Companies are Scaling Up
Written by Matt Foulger. Originally posted on HootSource.
How Companies are Scaling Up
It’s important to know where your business stands before you head down the path towards broad social adoption across your employee base. But regardless of your industry, your company will eventually fall behind if it doesn’t formulate a plan for connecting customers with employees throughout the organization. Enterprises that keep social media on the periphery or silo social media activities within particular lines of business will miss out the compounding advantages that come with scale.
Most companies, however, have a long way to go in activating their employees as social advocates. The vast majority (81%) of executives surveyed by the Economist Intelligence Unit agree that social engagement has tangible benefits, but only 17% have responsibility well distributed throughout the organization. The good news for any executive who is just beginning to expand his or her company’s social footprint is that two strategic models of social media adoption have emerged from the trials and tribulations of early adopters.
Two Models for Broad Social Adoption
- Empowerment: participation and reach
- Containment: security and control
Early corporate ventures in social media typically began as organic experiments by separate teams in marketing, public relations or customer service.
Today’s leading social businesses have moved beyond this experimentation phase toward holistic social media strategies that bring the activities of disparate social teams together, sometimes under the aegis ofan enterprise-level Command Center. These integrations ensure that social media programs have direction and purpose, but they don’t abrogate the need for broad social participation across the workforce. In fact, one of the key benefits of an enterprise-wide social strategy is that in enables greater advocacy by employees outside of dedicated social media teams.
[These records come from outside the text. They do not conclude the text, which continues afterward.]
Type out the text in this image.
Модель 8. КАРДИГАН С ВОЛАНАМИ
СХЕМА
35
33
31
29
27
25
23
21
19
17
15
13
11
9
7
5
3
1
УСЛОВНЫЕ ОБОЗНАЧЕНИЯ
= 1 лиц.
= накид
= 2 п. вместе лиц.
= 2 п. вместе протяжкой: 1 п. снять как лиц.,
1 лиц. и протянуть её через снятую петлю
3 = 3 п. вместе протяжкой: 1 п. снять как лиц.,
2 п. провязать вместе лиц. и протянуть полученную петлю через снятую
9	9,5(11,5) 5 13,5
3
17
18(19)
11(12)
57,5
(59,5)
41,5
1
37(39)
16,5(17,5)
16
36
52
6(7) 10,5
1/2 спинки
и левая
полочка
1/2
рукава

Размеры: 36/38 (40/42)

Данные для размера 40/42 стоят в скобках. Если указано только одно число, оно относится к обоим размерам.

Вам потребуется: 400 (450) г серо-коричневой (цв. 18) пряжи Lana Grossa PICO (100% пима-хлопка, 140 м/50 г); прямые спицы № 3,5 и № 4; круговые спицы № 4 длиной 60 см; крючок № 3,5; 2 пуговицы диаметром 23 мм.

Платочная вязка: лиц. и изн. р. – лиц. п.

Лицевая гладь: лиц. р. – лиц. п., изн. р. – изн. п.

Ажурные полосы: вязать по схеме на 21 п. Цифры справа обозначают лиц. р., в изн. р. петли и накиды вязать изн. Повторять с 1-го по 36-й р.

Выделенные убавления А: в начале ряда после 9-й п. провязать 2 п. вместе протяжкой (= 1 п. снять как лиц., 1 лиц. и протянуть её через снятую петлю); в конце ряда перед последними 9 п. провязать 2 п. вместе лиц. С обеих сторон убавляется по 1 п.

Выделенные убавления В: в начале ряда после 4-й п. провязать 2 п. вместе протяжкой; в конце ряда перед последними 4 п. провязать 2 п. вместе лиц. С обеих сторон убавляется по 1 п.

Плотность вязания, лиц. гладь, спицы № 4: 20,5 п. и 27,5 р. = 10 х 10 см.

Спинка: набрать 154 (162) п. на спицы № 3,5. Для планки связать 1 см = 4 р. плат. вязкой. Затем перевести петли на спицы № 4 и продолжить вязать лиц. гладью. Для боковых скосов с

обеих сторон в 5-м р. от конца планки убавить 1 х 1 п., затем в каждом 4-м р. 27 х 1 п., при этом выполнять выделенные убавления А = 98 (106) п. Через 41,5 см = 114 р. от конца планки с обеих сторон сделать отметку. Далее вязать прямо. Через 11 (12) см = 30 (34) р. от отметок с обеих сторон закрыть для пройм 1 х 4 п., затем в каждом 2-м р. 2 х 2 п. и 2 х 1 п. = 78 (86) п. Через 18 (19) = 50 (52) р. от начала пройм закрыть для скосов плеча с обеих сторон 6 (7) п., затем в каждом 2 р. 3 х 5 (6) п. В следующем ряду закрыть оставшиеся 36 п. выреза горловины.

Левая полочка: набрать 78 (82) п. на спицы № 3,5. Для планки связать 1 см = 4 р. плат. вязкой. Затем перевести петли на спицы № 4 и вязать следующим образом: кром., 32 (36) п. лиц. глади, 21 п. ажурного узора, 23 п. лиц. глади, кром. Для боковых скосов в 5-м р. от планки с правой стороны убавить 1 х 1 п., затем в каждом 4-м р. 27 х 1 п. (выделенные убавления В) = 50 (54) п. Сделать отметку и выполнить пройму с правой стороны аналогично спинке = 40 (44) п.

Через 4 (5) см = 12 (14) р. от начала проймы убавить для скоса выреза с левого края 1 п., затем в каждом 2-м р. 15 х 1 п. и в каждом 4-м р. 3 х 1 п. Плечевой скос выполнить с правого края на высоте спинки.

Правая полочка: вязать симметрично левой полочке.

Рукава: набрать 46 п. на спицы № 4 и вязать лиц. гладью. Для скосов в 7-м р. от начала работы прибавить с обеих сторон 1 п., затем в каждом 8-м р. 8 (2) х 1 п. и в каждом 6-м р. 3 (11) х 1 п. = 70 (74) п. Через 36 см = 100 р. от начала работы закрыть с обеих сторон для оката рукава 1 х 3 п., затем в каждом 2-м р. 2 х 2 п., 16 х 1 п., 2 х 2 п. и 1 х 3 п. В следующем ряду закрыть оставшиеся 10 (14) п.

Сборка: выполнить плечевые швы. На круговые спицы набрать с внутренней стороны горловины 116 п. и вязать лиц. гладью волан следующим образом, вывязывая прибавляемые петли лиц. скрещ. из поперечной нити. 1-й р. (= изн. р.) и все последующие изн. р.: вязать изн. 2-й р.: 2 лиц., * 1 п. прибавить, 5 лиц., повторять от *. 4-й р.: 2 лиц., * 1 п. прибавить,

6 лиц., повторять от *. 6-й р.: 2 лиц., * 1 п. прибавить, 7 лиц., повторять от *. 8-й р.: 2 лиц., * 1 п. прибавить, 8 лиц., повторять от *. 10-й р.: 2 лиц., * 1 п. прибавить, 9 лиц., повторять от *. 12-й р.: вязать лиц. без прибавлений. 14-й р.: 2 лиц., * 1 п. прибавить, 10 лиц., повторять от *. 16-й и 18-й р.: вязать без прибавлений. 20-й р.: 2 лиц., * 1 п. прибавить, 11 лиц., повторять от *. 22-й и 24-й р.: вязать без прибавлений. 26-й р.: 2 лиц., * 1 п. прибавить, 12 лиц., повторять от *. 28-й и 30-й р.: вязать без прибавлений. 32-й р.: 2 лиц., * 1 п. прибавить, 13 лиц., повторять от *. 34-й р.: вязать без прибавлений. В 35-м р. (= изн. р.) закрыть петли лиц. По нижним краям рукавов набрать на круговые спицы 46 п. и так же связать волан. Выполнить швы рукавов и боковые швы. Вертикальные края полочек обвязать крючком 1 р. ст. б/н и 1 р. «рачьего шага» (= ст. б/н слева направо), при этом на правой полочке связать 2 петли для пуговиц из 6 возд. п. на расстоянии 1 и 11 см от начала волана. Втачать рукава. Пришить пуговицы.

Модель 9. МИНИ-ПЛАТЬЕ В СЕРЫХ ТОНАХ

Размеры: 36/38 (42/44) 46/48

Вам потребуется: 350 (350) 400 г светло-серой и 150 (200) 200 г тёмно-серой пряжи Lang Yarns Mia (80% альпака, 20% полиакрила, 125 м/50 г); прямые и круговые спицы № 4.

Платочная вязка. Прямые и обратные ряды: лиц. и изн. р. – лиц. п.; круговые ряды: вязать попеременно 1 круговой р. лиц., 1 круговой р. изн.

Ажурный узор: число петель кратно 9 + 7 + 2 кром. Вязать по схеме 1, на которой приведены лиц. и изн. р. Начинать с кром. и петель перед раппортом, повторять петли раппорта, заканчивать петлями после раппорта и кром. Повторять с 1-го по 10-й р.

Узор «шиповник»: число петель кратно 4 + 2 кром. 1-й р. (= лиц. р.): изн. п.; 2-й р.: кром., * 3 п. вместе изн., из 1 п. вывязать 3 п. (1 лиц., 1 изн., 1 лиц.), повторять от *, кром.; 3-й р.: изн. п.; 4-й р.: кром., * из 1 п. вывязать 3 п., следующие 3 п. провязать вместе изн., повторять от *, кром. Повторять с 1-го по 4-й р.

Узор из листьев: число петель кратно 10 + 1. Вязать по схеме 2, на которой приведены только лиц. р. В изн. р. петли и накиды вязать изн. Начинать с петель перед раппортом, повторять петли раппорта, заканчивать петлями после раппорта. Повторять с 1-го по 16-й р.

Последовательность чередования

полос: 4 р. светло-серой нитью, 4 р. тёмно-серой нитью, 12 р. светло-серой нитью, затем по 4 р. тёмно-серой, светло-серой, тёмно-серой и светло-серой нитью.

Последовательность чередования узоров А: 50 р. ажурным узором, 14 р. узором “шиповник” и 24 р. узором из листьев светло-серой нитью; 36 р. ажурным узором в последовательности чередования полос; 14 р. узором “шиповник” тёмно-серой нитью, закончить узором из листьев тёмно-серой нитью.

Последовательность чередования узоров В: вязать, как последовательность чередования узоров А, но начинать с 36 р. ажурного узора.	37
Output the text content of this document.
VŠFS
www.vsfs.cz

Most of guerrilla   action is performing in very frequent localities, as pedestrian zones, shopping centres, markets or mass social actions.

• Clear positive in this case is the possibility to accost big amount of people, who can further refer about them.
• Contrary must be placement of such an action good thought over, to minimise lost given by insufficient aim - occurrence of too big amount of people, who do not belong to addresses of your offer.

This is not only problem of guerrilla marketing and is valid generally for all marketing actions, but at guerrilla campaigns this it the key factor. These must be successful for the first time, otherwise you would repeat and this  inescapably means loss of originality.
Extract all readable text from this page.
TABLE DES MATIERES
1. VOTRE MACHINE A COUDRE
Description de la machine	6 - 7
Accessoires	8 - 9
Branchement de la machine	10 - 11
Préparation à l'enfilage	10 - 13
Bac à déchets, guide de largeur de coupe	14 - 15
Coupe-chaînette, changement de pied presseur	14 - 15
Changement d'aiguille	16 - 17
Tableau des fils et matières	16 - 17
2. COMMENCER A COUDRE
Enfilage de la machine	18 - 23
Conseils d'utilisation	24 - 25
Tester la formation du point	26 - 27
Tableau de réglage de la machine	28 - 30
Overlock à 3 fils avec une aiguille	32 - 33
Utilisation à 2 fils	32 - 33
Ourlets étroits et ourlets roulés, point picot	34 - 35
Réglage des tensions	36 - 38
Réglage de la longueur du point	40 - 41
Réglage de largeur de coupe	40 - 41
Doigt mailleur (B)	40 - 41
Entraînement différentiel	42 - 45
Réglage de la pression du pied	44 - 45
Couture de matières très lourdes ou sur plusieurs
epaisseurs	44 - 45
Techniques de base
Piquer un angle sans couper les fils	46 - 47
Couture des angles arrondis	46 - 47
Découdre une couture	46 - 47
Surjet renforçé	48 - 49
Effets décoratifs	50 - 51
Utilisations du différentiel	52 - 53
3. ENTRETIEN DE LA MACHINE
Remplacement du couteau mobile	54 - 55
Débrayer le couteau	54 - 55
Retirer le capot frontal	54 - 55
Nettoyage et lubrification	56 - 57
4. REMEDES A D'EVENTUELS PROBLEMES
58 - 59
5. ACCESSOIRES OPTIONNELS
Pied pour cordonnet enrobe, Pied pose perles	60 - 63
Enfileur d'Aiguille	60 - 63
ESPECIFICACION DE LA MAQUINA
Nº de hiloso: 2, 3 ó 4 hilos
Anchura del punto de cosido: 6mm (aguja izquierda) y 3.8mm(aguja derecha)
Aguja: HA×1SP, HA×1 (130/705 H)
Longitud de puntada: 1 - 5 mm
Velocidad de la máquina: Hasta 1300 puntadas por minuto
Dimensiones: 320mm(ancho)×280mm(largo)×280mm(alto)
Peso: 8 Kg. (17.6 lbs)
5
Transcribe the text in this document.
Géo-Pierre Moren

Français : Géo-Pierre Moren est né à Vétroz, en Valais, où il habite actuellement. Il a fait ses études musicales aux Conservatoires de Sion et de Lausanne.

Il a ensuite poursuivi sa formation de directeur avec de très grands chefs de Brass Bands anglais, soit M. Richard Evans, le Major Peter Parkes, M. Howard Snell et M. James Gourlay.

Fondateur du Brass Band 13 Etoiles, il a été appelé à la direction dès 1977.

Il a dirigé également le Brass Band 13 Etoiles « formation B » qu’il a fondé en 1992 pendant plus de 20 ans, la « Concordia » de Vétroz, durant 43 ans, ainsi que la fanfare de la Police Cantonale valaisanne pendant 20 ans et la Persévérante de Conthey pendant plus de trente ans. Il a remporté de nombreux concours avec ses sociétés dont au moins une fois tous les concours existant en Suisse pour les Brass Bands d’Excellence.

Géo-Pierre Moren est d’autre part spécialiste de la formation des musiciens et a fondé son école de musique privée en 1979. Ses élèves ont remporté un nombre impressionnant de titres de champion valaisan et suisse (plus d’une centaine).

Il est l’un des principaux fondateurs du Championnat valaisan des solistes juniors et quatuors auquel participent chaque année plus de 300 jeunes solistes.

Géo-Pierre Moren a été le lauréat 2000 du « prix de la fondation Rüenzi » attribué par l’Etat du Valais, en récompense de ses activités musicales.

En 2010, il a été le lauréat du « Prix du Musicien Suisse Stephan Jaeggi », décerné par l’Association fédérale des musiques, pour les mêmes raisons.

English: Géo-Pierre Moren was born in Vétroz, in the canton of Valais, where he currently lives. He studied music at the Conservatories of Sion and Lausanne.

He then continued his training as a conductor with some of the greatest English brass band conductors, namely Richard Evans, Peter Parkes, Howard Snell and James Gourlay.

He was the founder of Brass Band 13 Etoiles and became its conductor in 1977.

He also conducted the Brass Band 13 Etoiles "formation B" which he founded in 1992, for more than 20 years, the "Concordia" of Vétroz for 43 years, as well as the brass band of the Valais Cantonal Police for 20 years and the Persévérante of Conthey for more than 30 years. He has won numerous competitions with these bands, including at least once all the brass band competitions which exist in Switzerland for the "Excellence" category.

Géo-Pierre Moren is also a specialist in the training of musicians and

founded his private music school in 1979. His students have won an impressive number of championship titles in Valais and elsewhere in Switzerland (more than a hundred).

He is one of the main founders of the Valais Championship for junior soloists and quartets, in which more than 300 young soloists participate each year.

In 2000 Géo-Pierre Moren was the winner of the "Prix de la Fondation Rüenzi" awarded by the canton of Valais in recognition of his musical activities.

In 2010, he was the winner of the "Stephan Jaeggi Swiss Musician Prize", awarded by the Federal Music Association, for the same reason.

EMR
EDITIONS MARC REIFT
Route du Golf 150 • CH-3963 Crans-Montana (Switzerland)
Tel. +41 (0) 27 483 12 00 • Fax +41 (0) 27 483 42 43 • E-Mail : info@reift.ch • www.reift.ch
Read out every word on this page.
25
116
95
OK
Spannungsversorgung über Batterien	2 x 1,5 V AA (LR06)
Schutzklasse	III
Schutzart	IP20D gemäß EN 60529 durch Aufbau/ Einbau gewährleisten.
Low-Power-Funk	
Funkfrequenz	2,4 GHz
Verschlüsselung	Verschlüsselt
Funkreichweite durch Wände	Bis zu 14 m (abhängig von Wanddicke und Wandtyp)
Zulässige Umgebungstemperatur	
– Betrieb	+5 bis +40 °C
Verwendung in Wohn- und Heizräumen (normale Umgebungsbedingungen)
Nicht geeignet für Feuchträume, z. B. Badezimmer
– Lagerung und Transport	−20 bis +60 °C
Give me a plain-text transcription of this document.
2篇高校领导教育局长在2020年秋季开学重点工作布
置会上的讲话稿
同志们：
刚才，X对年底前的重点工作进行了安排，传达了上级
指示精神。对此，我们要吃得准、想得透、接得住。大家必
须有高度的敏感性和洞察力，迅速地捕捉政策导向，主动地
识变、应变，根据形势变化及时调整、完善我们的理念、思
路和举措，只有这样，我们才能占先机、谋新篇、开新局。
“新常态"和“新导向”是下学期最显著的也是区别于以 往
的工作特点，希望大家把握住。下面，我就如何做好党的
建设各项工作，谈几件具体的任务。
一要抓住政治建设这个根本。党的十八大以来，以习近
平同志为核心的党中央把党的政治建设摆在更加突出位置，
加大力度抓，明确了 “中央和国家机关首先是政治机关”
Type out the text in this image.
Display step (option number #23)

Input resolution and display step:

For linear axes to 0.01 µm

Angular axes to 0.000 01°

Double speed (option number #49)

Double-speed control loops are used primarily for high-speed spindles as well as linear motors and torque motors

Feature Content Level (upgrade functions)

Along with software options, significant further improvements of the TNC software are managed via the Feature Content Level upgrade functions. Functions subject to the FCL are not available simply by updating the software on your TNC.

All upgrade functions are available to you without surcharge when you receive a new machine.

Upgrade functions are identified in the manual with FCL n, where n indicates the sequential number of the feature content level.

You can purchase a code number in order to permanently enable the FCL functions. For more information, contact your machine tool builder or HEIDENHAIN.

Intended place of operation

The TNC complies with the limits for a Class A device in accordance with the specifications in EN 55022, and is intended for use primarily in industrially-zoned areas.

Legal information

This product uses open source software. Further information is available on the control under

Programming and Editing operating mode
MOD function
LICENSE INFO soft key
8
The Empowerment and Containment models are two different approaches toward the same goal of bringing more employees into social media on behalf of the company. Each model makes a set of trade-offs between freedom and safety, initiative and supervision. Since they are enterprise-wide frameworks, both of them require the support of C-level leadership, and both of them have a place for centralized social media resources. In addition, both models depend on having educated employees who understand social media.